More About Roxy


Folded at the foot of my bed is the Friendship quilt I made when I was in high school. Each piece was given me by a girl friend and has her signature embroidered on a white square in the center. Roxy Buzzard's block is in the middle of the quilt. Even now the sight of the soft grey gingham with its tiny pink rosebuds conjures up a memory of Roxy singing blithely as she washed up the dishes after our evening meal or sat quietly absorbed in her studies under the big oil lamp hanging over our kitchen table.

Roxy Buzzard and I were close of an age, but her thirst for "larnin" was so great that she was two years ahead of me in school. She had lived with my family in town while going to high school, and returned after getting her teachers diploma from Normal School to attend my graduation. She was to spend several days with us before going home for the summer, so it was at our house that Claud Rumson found her.

Claud was a distant cousin of the Buzzards, sent by their Grandaunt Roxalinda, the white witch-woman, to claim Roxy as the bride she "fore-saw" as his. He rode up to our house on one of Ox's fine horses, having been sent on from the Buzzard farm.

"Good land, who can that be?" Ma exclaimed as we watched the golden-haired young giant stride to the door. "Do you know him, Roxy?"

"Hit must be Cousin Claud," Roxy replied, smiling serenely as she went to answer the bell. "Maw wrote that Grandaunt was sending him."

"Cousin Roxalinda? I have come at our Grandaunt's bidding." We heard the words spoken in a rich baritone with the piquaint turn of phrase that the Buzzard elders still had.

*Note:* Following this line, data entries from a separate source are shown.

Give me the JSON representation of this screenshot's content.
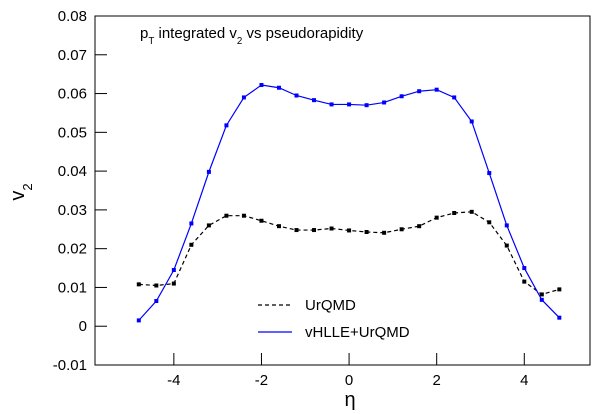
{
  "chart_data": {
    "type": "line",
    "title_parts": [
      {
        "text": "p"
      },
      {
        "text": "T",
        "sub": true
      },
      {
        "text": " integrated v"
      },
      {
        "text": "2",
        "sub": true
      },
      {
        "text": " vs pseudorapidity"
      }
    ],
    "x_label": "η",
    "y_label_parts": [
      {
        "text": "v"
      },
      {
        "text": "2",
        "sub": true
      }
    ],
    "x": [
      -4.8,
      -4.4,
      -4.0,
      -3.6,
      -3.2,
      -2.8,
      -2.4,
      -2.0,
      -1.6,
      -1.2,
      -0.8,
      -0.4,
      0,
      0.4,
      0.8,
      1.2,
      1.6,
      2.0,
      2.4,
      2.8,
      3.2,
      3.6,
      4.0,
      4.4,
      4.8
    ],
    "series": [
      {
        "name": "UrQMD",
        "color": "#000000",
        "dashed": true,
        "values": [
          0.0108,
          0.0105,
          0.011,
          0.021,
          0.026,
          0.0285,
          0.0285,
          0.0272,
          0.0258,
          0.0248,
          0.0248,
          0.0252,
          0.0247,
          0.0243,
          0.0241,
          0.025,
          0.0258,
          0.028,
          0.0292,
          0.0295,
          0.0268,
          0.0208,
          0.0115,
          0.0082,
          0.0095
        ]
      },
      {
        "name": "vHLLE+UrQMD",
        "color": "#0000ff",
        "dashed": false,
        "values": [
          0.0015,
          0.0065,
          0.0145,
          0.0265,
          0.0398,
          0.0518,
          0.059,
          0.0622,
          0.0615,
          0.0595,
          0.0583,
          0.0572,
          0.0572,
          0.057,
          0.0577,
          0.0593,
          0.0606,
          0.061,
          0.059,
          0.0528,
          0.0395,
          0.026,
          0.015,
          0.0068,
          0.0022
        ]
      }
    ],
    "xlim": [
      -5.8,
      5.5
    ],
    "ylim": [
      -0.01,
      0.08
    ],
    "xticks": [
      -4,
      -2,
      0,
      2,
      4
    ],
    "yticks": [
      -0.01,
      0,
      0.01,
      0.02,
      0.03,
      0.04,
      0.05,
      0.06,
      0.07,
      0.08
    ],
    "grid": false
  }
}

"You be welcome, Cousin Claud. Do you come in and meet my hostess and friends." Roxy fell easily into the same pattern though she had abandoned it years before except with her family.

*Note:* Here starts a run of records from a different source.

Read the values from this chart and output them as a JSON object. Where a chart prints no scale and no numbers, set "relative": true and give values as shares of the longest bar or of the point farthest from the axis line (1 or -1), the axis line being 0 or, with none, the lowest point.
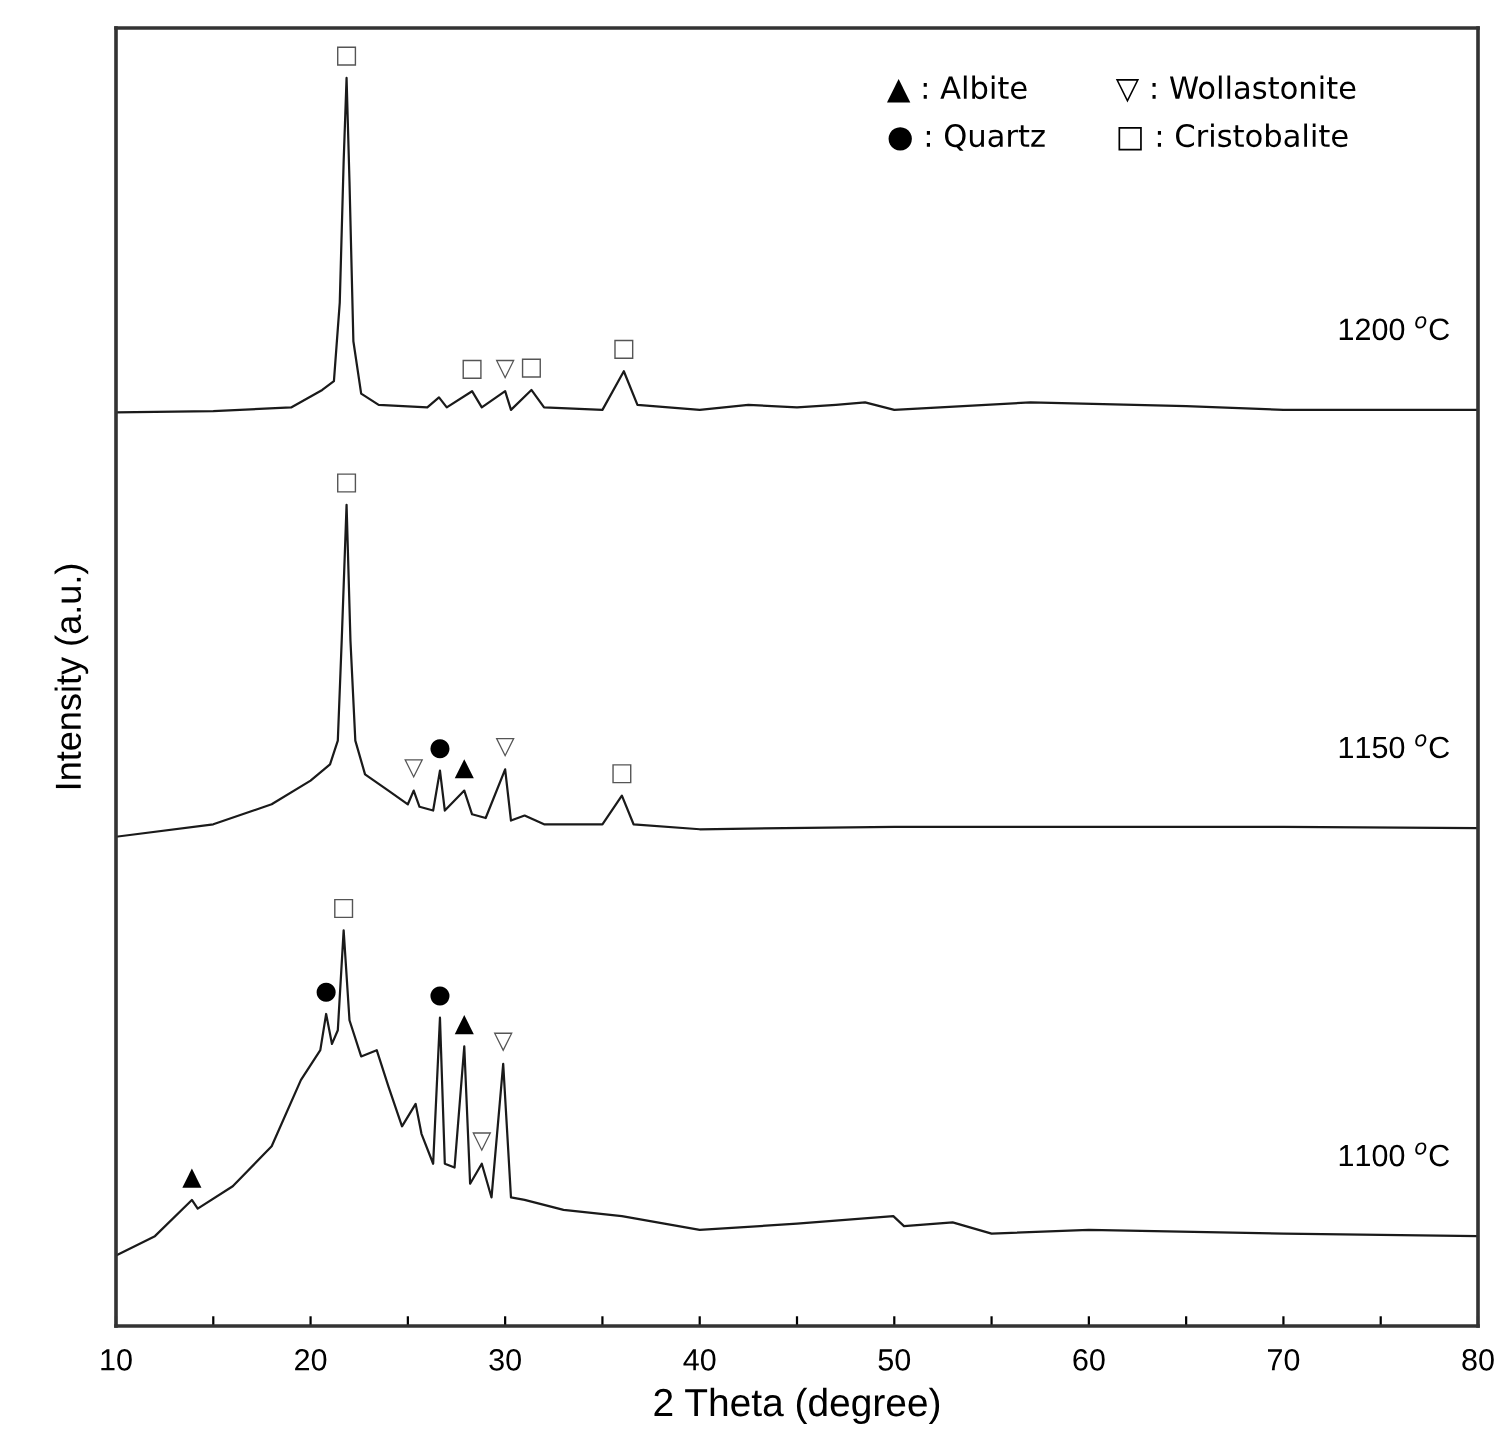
{
  "chart_data": {
    "type": "line",
    "relative": true,
    "xlabel": "2 Theta (degree)",
    "ylabel": "Intensity (a.u.)",
    "xlim": [
      10,
      80
    ],
    "xticks": [
      10,
      {
        "value": 15,
        "label": null
      },
      20,
      {
        "value": 25,
        "label": null
      },
      30,
      {
        "value": 35,
        "label": null
      },
      40,
      {
        "value": 45,
        "label": null
      },
      50,
      {
        "value": 55,
        "label": null
      },
      60,
      {
        "value": 65,
        "label": null
      },
      70,
      {
        "value": 75,
        "label": null
      },
      80
    ],
    "grid": false,
    "legend": false,
    "marker": "none",
    "line_style": "solid",
    "series": [
      {
        "name": "1200 $^{o}$C",
        "color": "#1a1a1a",
        "x": [
          10,
          15,
          19,
          20.6,
          21.2,
          21.5,
          21.7,
          21.85,
          22.0,
          22.2,
          22.6,
          23.5,
          26,
          26.6,
          27,
          28.3,
          28.8,
          30.0,
          30.3,
          31.35,
          32,
          35,
          36.1,
          36.8,
          40,
          42.5,
          45,
          47,
          48.5,
          50,
          57,
          65,
          70,
          80
        ],
        "values": [
          0.732,
          0.733,
          0.736,
          0.75,
          0.757,
          0.82,
          0.933,
          1.0,
          0.917,
          0.789,
          0.747,
          0.738,
          0.736,
          0.744,
          0.736,
          0.749,
          0.736,
          0.749,
          0.734,
          0.75,
          0.736,
          0.734,
          0.765,
          0.738,
          0.734,
          0.738,
          0.736,
          0.738,
          0.74,
          0.734,
          0.74,
          0.737,
          0.734,
          0.734
        ]
      },
      {
        "name": "1150 $^{o}$C",
        "color": "#1a1a1a",
        "x": [
          10,
          15,
          18,
          20,
          21,
          21.4,
          21.6,
          21.85,
          22.05,
          22.3,
          22.8,
          24,
          25.0,
          25.3,
          25.6,
          26.3,
          26.65,
          26.9,
          27.9,
          28.3,
          29,
          30.0,
          30.3,
          31,
          32,
          35,
          36.0,
          36.6,
          40,
          50,
          60,
          70,
          80
        ],
        "values": [
          0.392,
          0.402,
          0.418,
          0.437,
          0.45,
          0.469,
          0.549,
          0.658,
          0.549,
          0.469,
          0.442,
          0.429,
          0.418,
          0.429,
          0.416,
          0.413,
          0.445,
          0.413,
          0.429,
          0.41,
          0.407,
          0.446,
          0.405,
          0.409,
          0.402,
          0.402,
          0.425,
          0.402,
          0.398,
          0.4,
          0.4,
          0.4,
          0.399
        ]
      },
      {
        "name": "1100 $^{o}$C",
        "color": "#1a1a1a",
        "x": [
          10,
          12,
          13.9,
          14.2,
          16,
          18,
          19.5,
          20.5,
          20.8,
          21.1,
          21.4,
          21.7,
          22.0,
          22.6,
          23.4,
          24,
          24.7,
          25.4,
          25.7,
          26.3,
          26.65,
          26.9,
          27.4,
          27.9,
          28.2,
          28.8,
          29.3,
          29.9,
          30.3,
          31,
          33,
          36,
          40,
          45,
          49.95,
          50.5,
          53,
          55,
          60,
          70,
          80
        ],
        "values": [
          0.0565,
          0.072,
          0.101,
          0.094,
          0.112,
          0.144,
          0.197,
          0.221,
          0.25,
          0.226,
          0.237,
          0.317,
          0.245,
          0.216,
          0.221,
          0.192,
          0.16,
          0.178,
          0.154,
          0.13,
          0.247,
          0.13,
          0.127,
          0.224,
          0.114,
          0.13,
          0.103,
          0.21,
          0.103,
          0.101,
          0.093,
          0.088,
          0.077,
          0.082,
          0.088,
          0.08,
          0.083,
          0.074,
          0.077,
          0.074,
          0.072
        ]
      }
    ],
    "annotations": [
      "▲ : Albite",
      "▽ : Wollastonite",
      "● : Quartz",
      "□ : Cristobalite",
      {
        "text": "□",
        "x": 21.85,
        "y": 1.0
      },
      {
        "text": "□",
        "x": 28.3,
        "y": 0.749
      },
      {
        "text": "▽",
        "x": 30.0,
        "y": 0.749
      },
      {
        "text": "□",
        "x": 31.35,
        "y": 0.75
      },
      {
        "text": "□",
        "x": 36.1,
        "y": 0.765
      },
      {
        "text": "□",
        "x": 21.85,
        "y": 0.658
      },
      {
        "text": "▽",
        "x": 25.3,
        "y": 0.429
      },
      {
        "text": "●",
        "x": 26.65,
        "y": 0.445
      },
      {
        "text": "▲",
        "x": 27.9,
        "y": 0.429
      },
      {
        "text": "▽",
        "x": 30.0,
        "y": 0.446
      },
      {
        "text": "□",
        "x": 36.0,
        "y": 0.425
      },
      {
        "text": "▲",
        "x": 13.9,
        "y": 0.101
      },
      {
        "text": "●",
        "x": 20.8,
        "y": 0.25
      },
      {
        "text": "□",
        "x": 21.7,
        "y": 0.317
      },
      {
        "text": "●",
        "x": 26.65,
        "y": 0.247
      },
      {
        "text": "▲",
        "x": 27.9,
        "y": 0.224
      },
      {
        "text": "▽",
        "x": 28.8,
        "y": 0.13
      },
      {
        "text": "▽",
        "x": 29.9,
        "y": 0.21
      }
    ]
  }
}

Pa came home to find the house dominated by this quiet-spoken young man who stood near seven foot tall in his heavy mountain boots. That evening we listened, entranced, as he told of his home and family and his plans for the future. Roxy worked silently on some sewing, occasionally glancing at her cousin appraisingly and absorbing every word.

Roxy and I shared my bed that night, giving her room over to Claud. While she brushed out and rebraided her waist-length hair, I fired questions at her.

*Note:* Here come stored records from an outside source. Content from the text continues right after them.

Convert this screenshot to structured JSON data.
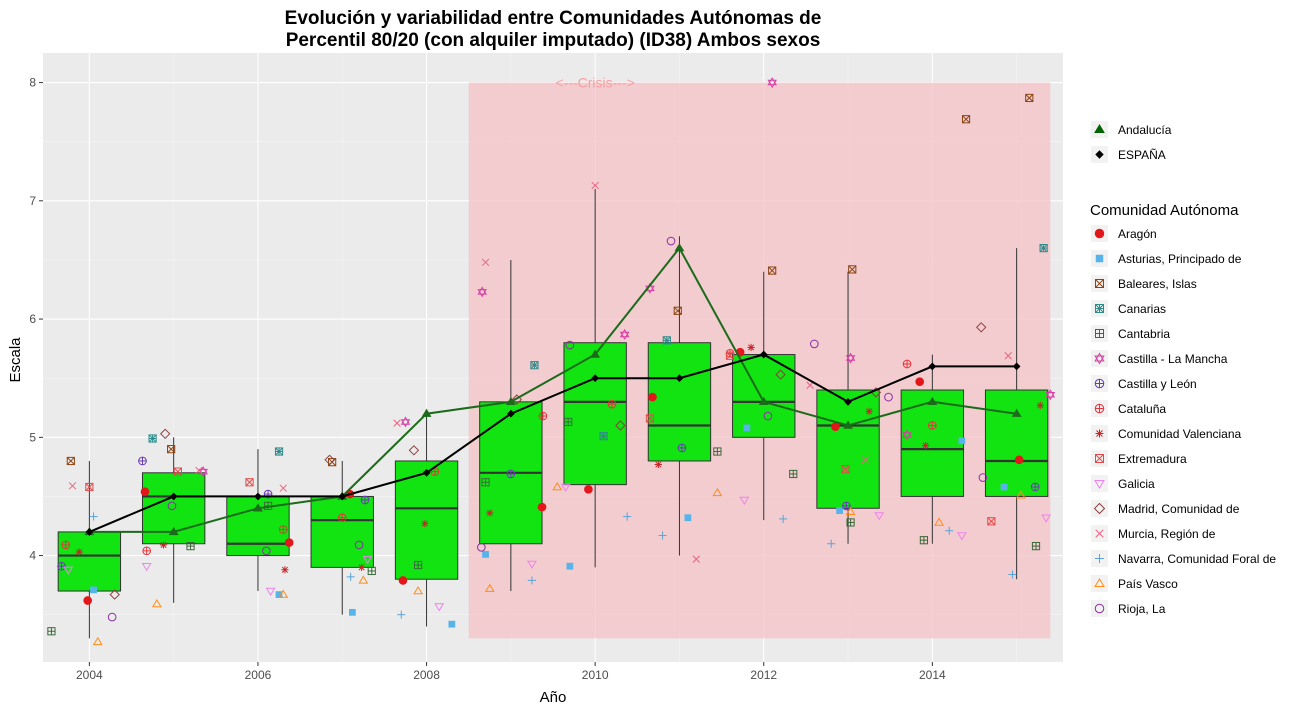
{
  "chart_data": {
    "type": "box",
    "title_line1": "Evolución y variabilidad entre Comunidades Autónomas de",
    "title_line2": "Percentil 80/20 (con alquiler imputado) (ID38) Ambos sexos",
    "xlabel": "Año",
    "ylabel": "Escala",
    "xlim": [
      2003.45,
      2015.55
    ],
    "ylim": [
      3.1,
      8.25
    ],
    "x_ticks": [
      2004,
      2006,
      2008,
      2010,
      2012,
      2014
    ],
    "y_ticks": [
      4,
      5,
      6,
      7,
      8
    ],
    "grid": true,
    "annotation": {
      "text": "<---Crisis--->",
      "x": 2010.0,
      "y": 8.0
    },
    "crisis_region": {
      "x": [
        2008.5,
        2015.4
      ],
      "y": [
        3.3,
        8.0
      ],
      "color": "#f4c2c6"
    },
    "box_color": "#11e411",
    "boxes": [
      {
        "year": 2004,
        "min": 3.3,
        "q1": 3.7,
        "median": 4.0,
        "q3": 4.2,
        "max": 4.8
      },
      {
        "year": 2005,
        "min": 3.6,
        "q1": 4.1,
        "median": 4.5,
        "q3": 4.7,
        "max": 5.0
      },
      {
        "year": 2006,
        "min": 3.7,
        "q1": 4.0,
        "median": 4.1,
        "q3": 4.5,
        "max": 4.9
      },
      {
        "year": 2007,
        "min": 3.5,
        "q1": 3.9,
        "median": 4.3,
        "q3": 4.5,
        "max": 4.8
      },
      {
        "year": 2008,
        "min": 3.4,
        "q1": 3.8,
        "median": 4.4,
        "q3": 4.8,
        "max": 5.2
      },
      {
        "year": 2009,
        "min": 3.7,
        "q1": 4.1,
        "median": 4.7,
        "q3": 5.3,
        "max": 6.5
      },
      {
        "year": 2010,
        "min": 3.9,
        "q1": 4.6,
        "median": 5.3,
        "q3": 5.8,
        "max": 7.1
      },
      {
        "year": 2011,
        "min": 4.0,
        "q1": 4.8,
        "median": 5.1,
        "q3": 5.8,
        "max": 6.7
      },
      {
        "year": 2012,
        "min": 4.3,
        "q1": 5.0,
        "median": 5.3,
        "q3": 5.7,
        "max": 6.4
      },
      {
        "year": 2013,
        "min": 4.1,
        "q1": 4.4,
        "median": 5.1,
        "q3": 5.4,
        "max": 6.4
      },
      {
        "year": 2014,
        "min": 4.1,
        "q1": 4.5,
        "median": 4.9,
        "q3": 5.4,
        "max": 5.7
      },
      {
        "year": 2015,
        "min": 3.8,
        "q1": 4.5,
        "median": 4.8,
        "q3": 5.4,
        "max": 6.6
      }
    ],
    "lines": [
      {
        "name": "Andalucía",
        "color": "#1b6b1b",
        "shape": "triangle",
        "x": [
          2004,
          2005,
          2006,
          2007,
          2008,
          2009,
          2010,
          2011,
          2012,
          2013,
          2014,
          2015
        ],
        "y": [
          4.2,
          4.2,
          4.4,
          4.5,
          5.2,
          5.3,
          5.7,
          6.6,
          5.3,
          5.1,
          5.3,
          5.2
        ]
      },
      {
        "name": "ESPAÑA",
        "color": "#000000",
        "shape": "diamond",
        "x": [
          2004,
          2005,
          2006,
          2007,
          2008,
          2009,
          2010,
          2011,
          2012,
          2013,
          2014,
          2015
        ],
        "y": [
          4.2,
          4.5,
          4.5,
          4.5,
          4.7,
          5.2,
          5.5,
          5.5,
          5.7,
          5.3,
          5.6,
          5.6
        ]
      }
    ],
    "legend_top": [
      {
        "label": "Andalucía",
        "shape": "triangle",
        "color": "#006400"
      },
      {
        "label": "ESPAÑA",
        "shape": "diamond",
        "color": "#000000"
      }
    ],
    "legend_title": "Comunidad Autónoma",
    "series": [
      {
        "name": "Aragón",
        "shape": "circle-filled",
        "color": "#e3161b",
        "x": [
          2003.98,
          2004.66,
          2006.37,
          2007.09,
          2007.72,
          2009.37,
          2009.92,
          2010.68,
          2011.72,
          2012.85,
          2013.85,
          2015.03
        ],
        "y": [
          3.62,
          4.54,
          4.11,
          4.52,
          3.79,
          4.41,
          4.56,
          5.34,
          5.72,
          5.09,
          5.47,
          4.81
        ]
      },
      {
        "name": "Asturias, Principado de",
        "shape": "square-filled",
        "color": "#56b4e9",
        "x": [
          2004.05,
          2006.25,
          2007.12,
          2008.3,
          2008.7,
          2009.7,
          2011.1,
          2011.8,
          2012.9,
          2014.35,
          2014.85
        ],
        "y": [
          3.71,
          3.67,
          3.52,
          3.42,
          4.01,
          3.91,
          4.32,
          5.08,
          4.38,
          4.97,
          4.58
        ]
      },
      {
        "name": "Baleares, Islas",
        "shape": "square-x",
        "color": "#8b4513",
        "x": [
          2003.78,
          2004.97,
          2006.88,
          2010.98,
          2012.1,
          2013.05,
          2014.4,
          2015.15
        ],
        "y": [
          4.8,
          4.9,
          4.79,
          6.07,
          6.41,
          6.42,
          7.69,
          7.87
        ]
      },
      {
        "name": "Canarias",
        "shape": "square-star",
        "color": "#2e8b8b",
        "x": [
          2004.75,
          2006.25,
          2009.28,
          2010.1,
          2010.85,
          2015.32
        ],
        "y": [
          4.99,
          4.88,
          5.61,
          5.01,
          5.82,
          6.6
        ]
      },
      {
        "name": "Cantabria",
        "shape": "square-plus",
        "color": "#3a6b3a",
        "x": [
          2003.55,
          2005.2,
          2006.12,
          2007.35,
          2007.9,
          2008.7,
          2009.68,
          2011.45,
          2012.35,
          2013.03,
          2013.9,
          2015.23
        ],
        "y": [
          3.36,
          4.08,
          4.42,
          3.87,
          3.92,
          4.62,
          5.13,
          4.88,
          4.69,
          4.28,
          4.13,
          4.08
        ]
      },
      {
        "name": "Castilla - La Mancha",
        "shape": "hexagram",
        "color": "#d63fa5",
        "x": [
          2005.35,
          2007.75,
          2008.66,
          2010.35,
          2010.65,
          2012.1,
          2013.03,
          2013.7,
          2015.4
        ],
        "y": [
          4.71,
          5.13,
          6.23,
          5.87,
          6.26,
          8.0,
          5.67,
          5.02,
          5.36
        ]
      },
      {
        "name": "Castilla y León",
        "shape": "circle-plus",
        "color": "#6a3ab5",
        "x": [
          2003.67,
          2004.63,
          2006.12,
          2007.27,
          2009.0,
          2011.03,
          2012.98,
          2015.22
        ],
        "y": [
          3.91,
          4.8,
          4.52,
          4.47,
          4.69,
          4.91,
          4.42,
          4.58
        ]
      },
      {
        "name": "Cataluña",
        "shape": "circle-plus",
        "color": "#e8343a",
        "x": [
          2003.72,
          2004.68,
          2006.3,
          2007.0,
          2008.1,
          2009.38,
          2010.2,
          2011.6,
          2013.7,
          2014.0
        ],
        "y": [
          4.09,
          4.04,
          4.22,
          4.32,
          4.71,
          5.18,
          5.28,
          5.71,
          5.62,
          5.1
        ]
      },
      {
        "name": "Comunidad Valenciana",
        "shape": "asterisk",
        "color": "#c0282a",
        "x": [
          2003.88,
          2004.88,
          2006.32,
          2007.23,
          2007.98,
          2008.75,
          2010.75,
          2011.85,
          2013.25,
          2013.92,
          2015.28
        ],
        "y": [
          4.03,
          4.09,
          3.88,
          3.9,
          4.27,
          4.36,
          4.77,
          5.76,
          5.22,
          4.93,
          5.27
        ]
      },
      {
        "name": "Extremadura",
        "shape": "square-x",
        "color": "#e34a4a",
        "x": [
          2004.0,
          2005.05,
          2005.9,
          2010.65,
          2011.6,
          2012.97,
          2014.7
        ],
        "y": [
          4.58,
          4.71,
          4.62,
          5.16,
          5.69,
          4.73,
          4.29
        ]
      },
      {
        "name": "Galicia",
        "shape": "triangle-down",
        "color": "#ee82ee",
        "x": [
          2003.75,
          2004.68,
          2006.15,
          2007.3,
          2008.15,
          2009.25,
          2009.65,
          2011.77,
          2013.37,
          2014.35,
          2015.35
        ],
        "y": [
          3.88,
          3.91,
          3.7,
          3.97,
          3.57,
          3.93,
          4.58,
          4.47,
          4.34,
          4.17,
          4.32
        ]
      },
      {
        "name": "Madrid, Comunidad de",
        "shape": "diamond-open",
        "color": "#8b4040",
        "x": [
          2004.3,
          2004.9,
          2006.85,
          2007.85,
          2009.07,
          2010.3,
          2012.2,
          2013.33,
          2014.58
        ],
        "y": [
          3.67,
          5.03,
          4.81,
          4.89,
          5.32,
          5.1,
          5.53,
          5.38,
          5.93
        ]
      },
      {
        "name": "Murcia, Región de",
        "shape": "cross-x",
        "color": "#f06080",
        "x": [
          2003.8,
          2005.3,
          2006.3,
          2007.65,
          2008.7,
          2010.0,
          2011.2,
          2012.55,
          2013.2,
          2014.9
        ],
        "y": [
          4.59,
          4.72,
          4.57,
          5.12,
          6.48,
          7.13,
          3.97,
          5.44,
          4.81,
          5.69
        ]
      },
      {
        "name": "Navarra, Comunidad Foral de",
        "shape": "plus",
        "color": "#5aa5d6",
        "x": [
          2004.05,
          2007.1,
          2007.7,
          2009.25,
          2010.38,
          2010.8,
          2012.23,
          2012.8,
          2014.2,
          2014.95
        ],
        "y": [
          4.33,
          3.82,
          3.5,
          3.79,
          4.33,
          4.17,
          4.31,
          4.1,
          4.21,
          3.84
        ]
      },
      {
        "name": "País Vasco",
        "shape": "triangle-open",
        "color": "#ff8c1a",
        "x": [
          2004.1,
          2004.8,
          2006.3,
          2007.25,
          2007.9,
          2008.75,
          2009.55,
          2011.45,
          2013.03,
          2014.08,
          2015.05
        ],
        "y": [
          3.27,
          3.59,
          3.67,
          3.79,
          3.7,
          3.72,
          4.58,
          4.53,
          4.37,
          4.28,
          4.51
        ]
      },
      {
        "name": "Rioja, La",
        "shape": "circle-open",
        "color": "#8b2ea5",
        "x": [
          2004.27,
          2004.98,
          2006.1,
          2007.2,
          2008.65,
          2009.7,
          2010.9,
          2012.05,
          2012.6,
          2013.48,
          2014.6
        ],
        "y": [
          3.48,
          4.42,
          4.04,
          4.09,
          4.07,
          5.78,
          6.66,
          5.18,
          5.79,
          5.34,
          4.66
        ]
      }
    ]
  }
}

"Why has Grandaunt sent him? Do you like him? Isn't he handsome? Will you marry him if he asks you? Isn't it romantic?"

"Very romantic, lovie," Roxy laughed as she swept me into a hug. "If I marry him, you shall be my little bridesmaid and come to stay with us in the mountains later. He may not like me well enough to ask for me. Perhaps he'd rather have Maddie though he'll have to wait a few years for her. She must finish school first. He'll have to wait for me, too, for I must teach and earn money to help send the others on to school. Now, go to sleep, chatterbox. We must be up early to fix breakfast for a mountain man."

The next day Roxy and I drove the buggy to the Big Farm with Claud riding beside us. He and Roxy talked some and we sang part of the time. Slyly I watched them, trying to read in their eyes and faces some sign of their feelings for each other. I stayed at the Big Farm for two weeks and Roxy came down to see me several times, usually with Claud in attendance so we had little chance to talk.

Finally, the day before I was to go back home, I could bear it no longer and hustled her off to my bedchamber on some pretext.

"Roxy, tell me! Have you and Claud fallen in love? Are you going to marry him? He's such a lovely big man and you look a perfect picture together! Oh, tell me! I can't go home without knowing."

"You precious little moony-eyed thing, there's not much to tell. I like Claud and I think he likes me. But we shan't be wedding yet awhile. He understands I'm to teach this fall at least and probably for several years after. I want to help Maddie and Hannie go to high school and Normal, though Paw says I needn't. Mayhap they'll have a need for a teacher back over the mountains one day soon. Then I shall go back to Grandaunts to live and teach there. Then ...... we shall see." Roxy smiled at my expression of dismay. "But you shall know as soon as, and IF I say Yes to Claud. And you shall be my bridesmaid as I promised."

Roxy taught that fall and the next spring she went back over the mountains at her Grandaunt's bidding. What Grandaunt had "fore-seen" came to pass and that summer I stood beside Roxy in the little country church as she said "Yes" to her Claud. For many years she taught in the little mountain school, even while her own children were arriving. Five Ransom boys swelled the ranks of kin and near kin in the small community.

I never made the trip back over the mountains, never saw my childhood friend again except in stiff photographs which she sent occasionally. Her letters grew more infrequent but were always happy and contented. My thoughts of Roxy Buzzard are still as warm and bright as the colors of her square in my old Friendship quilt.